Sandy bateu em mais portas do que pode se lembrar, tentando conseguir um emprego decente, mas sempre existe algo que não se encaixa perfeitamente - experiência insuficiente ou do tipo errado, ou horários que tornam impossível tomar conta de uma criança.

A história de Sandy não é incomum. Muitos pais e mães solteiras e pessoas idosas lutam com nossa estrutura econômica, caindo naquele espaço ambíguo que existe entre ser realmente auto-suficiente e ser suficientemente pobre para receber ajuda do governo.

O que torna Sandy incomum é seu ponto de vista.

- Não possuo muito, no sentido de ter coisas ou do sonho americano - contou-me com um sorriso sincero. - Isso a incomoda? - perguntei.

- Às vezes. Quando vejo outra menina com uma idade próxima à da minha filha que tem roupas bonitas e brinquedos bons, ou que está andando num carro chique ou morando numa bela casa, me sinto mal. Todo mundo quer ser bem sucedido para seus filhos - respondeu.

- Mas você não se amargura?

- Ficar amargurada com o quê? Não estamos passando fome ou frio e tenho o que realmente importa na vida - replicou.

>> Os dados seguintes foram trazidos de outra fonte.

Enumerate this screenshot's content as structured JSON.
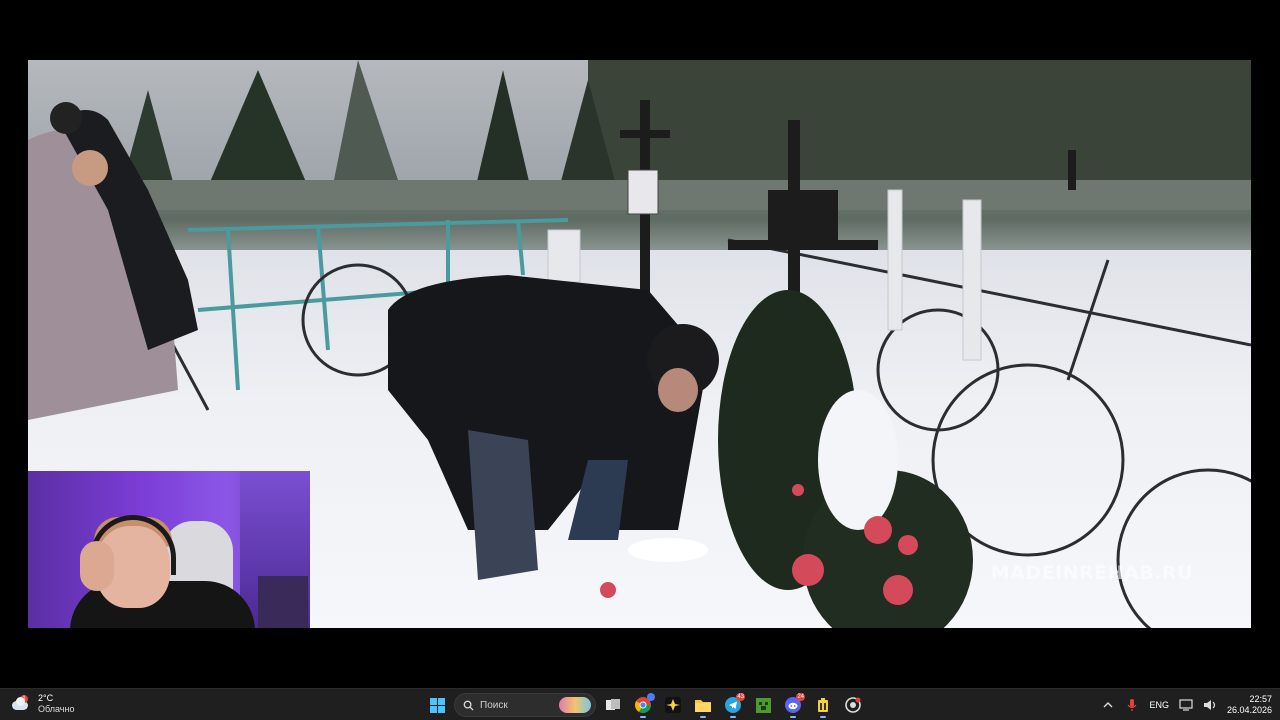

- E o que é isso? - indaguei.

- Do meu ponto de vista, não importa quantas coisas você compre, não interessa quanto dinheiro ganhe, você só fica com três coisas na vida - falou.

- O que você quer dizer com "fica"?

- Quero dizer que ninguém pode tomar isso de você. - E que três coisas são essas? - perguntei.

- Primeiro, as suas experiências. Segundo, seus amigos verdadeiros. Terceiro, aquilo que você planta dentro de si mesmo - ela respondeu sem hesitar.

Para Sandy, as "experiências" não estão em grandes acontecimentos. São momentos considerados comuns com sua filha, passeios no bosque, tirar um cochilo debaixo da sombra de uma árvore, ouvir música, tomar um banho de banheira ou assar pão.

Sua definição de amigos é mais extensa.

- Os amigos verdadeiros são aqueles que nunca saem do coração, mesmo que saiam da sua vida durante algum tempo. Quanto ao que plantamos dentro de nós, Sandy disse:

- Isso cabe a cada um de nós, não é? Não planto amargura nem arrependimento. Poderia, se quisesse, mas prefiro não fazê-lo. - Então, o que é que você planta? - perguntei.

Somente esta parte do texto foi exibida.